We are all so “driven to distraction” and comfortable in denial that it takes a catastrophe to focus our attention on self-examination and problem solving.
Last week we were forced to confront our collective insanity acted out by a lone madman. Who should we blame? Was the madman’s paranoia a reflection of us or simply a brain disease, a thinking disorder that developed in a vacuum? Was he on the left or the right? Were his parents to blame or not?
The discussions were dizzying, all of them avoiding the truth of our collective responsibility.
We project onto our leaders our inner conflicts, our childish craving for a black-and-white, all-or-nothing reality, which would relieve us of the burden of our opposing inclinations. We demand good guys and bad guys. The bad guys represent all the things we don’t like about ourselves; the good guys re-enforce our image of perfection and blamelessness. The stronger the split within the more we polarize and blame “the other.” As Rabbi Heschel noted: “Some are guilty; all are responsible.”
Another casualty of our Addiction to Perfection was a 14-year old boy who bolted from a ball game, ran into a hotel and jumped off the roof. “He was the perfect child,” his grandparents said. …he was popular, good in sports, upbeat, showed no signs of distress. His Rabbi expressed the communal shock: “He was bright, upbeat and dependable and gave no indication he was seriously troubled… He was not the kind of person you would expect to have these feelings… Something went horribly wrong.”
What went wrong, I think, was this kid wasn’t allowed to feel bad or tell anyone about his doubts and fears. He was the carrier of his parents’ and grandparents’ vision of perfection, his spirit crushed by their expectations. “I’ll never live up to their requirements of me – no matter what I do. I’d rather jump than disappoint them.”

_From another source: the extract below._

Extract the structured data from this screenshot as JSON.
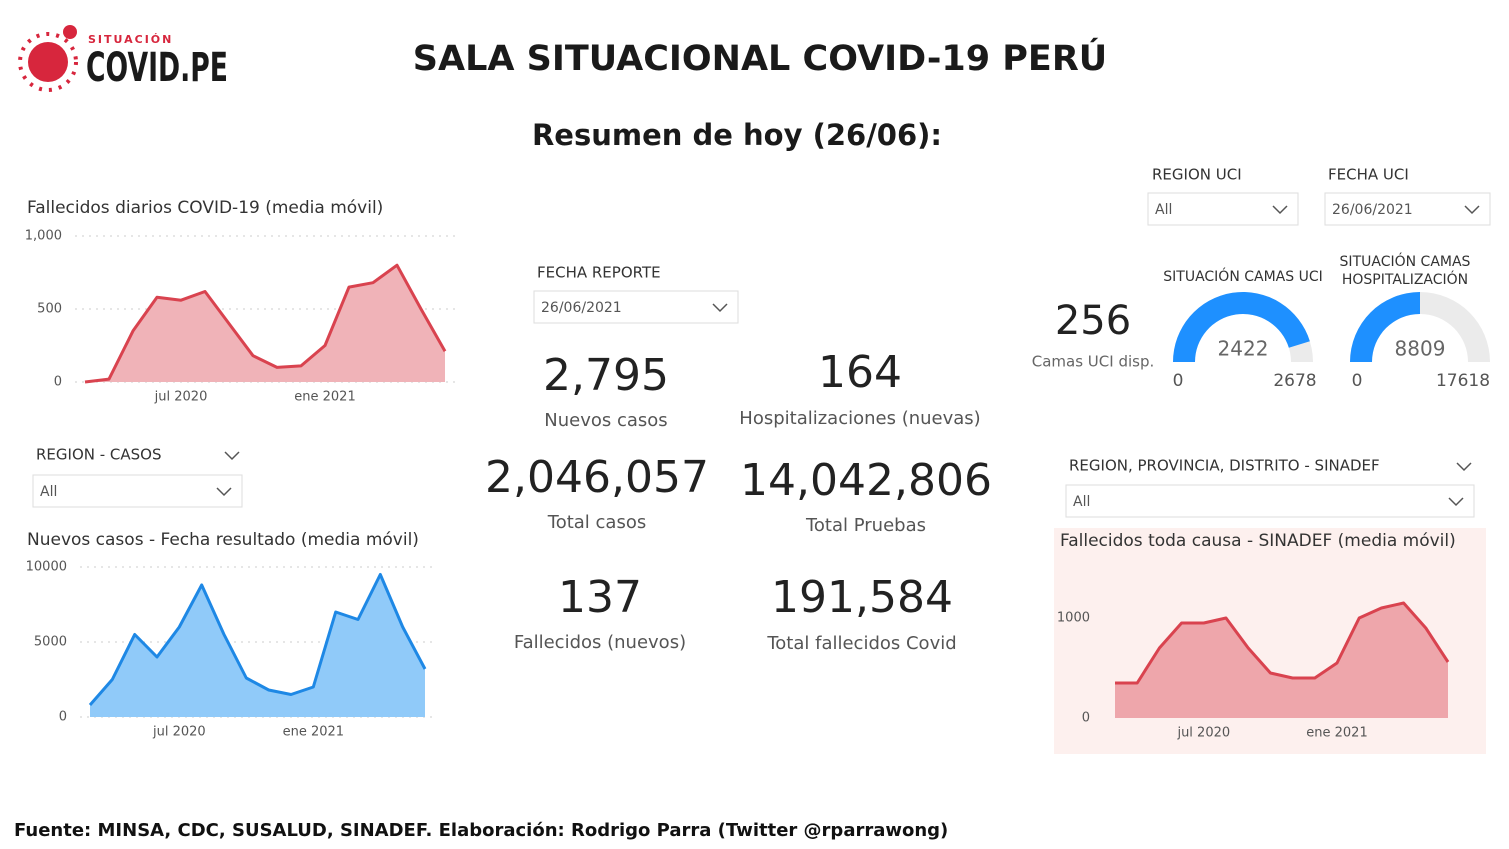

Our children are acting out our struggles within. If they are perfect we are absolved of our own imperfections. They carry the burden of their parents’ insecurity and self-doubt. The parental cop-out of “Do as I say, not as I do” says it all: What I can’t do for myself, I can do for you. I will shield you from discomfort or disappointment or doubt. You will be the Crown Prince or Princess of Perfection.
“The best and the brightest” suffer the most; their insides and outsides are most mismatched. They’ve done everything they were supposed to do (and more) and they still feel rotten inside. They perform without passion and strive without purpose.
Judaism is a program of recovery for addiction to perfection. All of our heroes are imperfect. The Torah is the story of our people’s struggle to submit their will to God’s Will, to act themselves into right thinking and being. Over and over they forget God’s directions, lose faith and gratitude and build “golden calves” to protect them from their fears and fill the hole of their separation from God.
Instead of calves we are building “golden children,” whom we worship.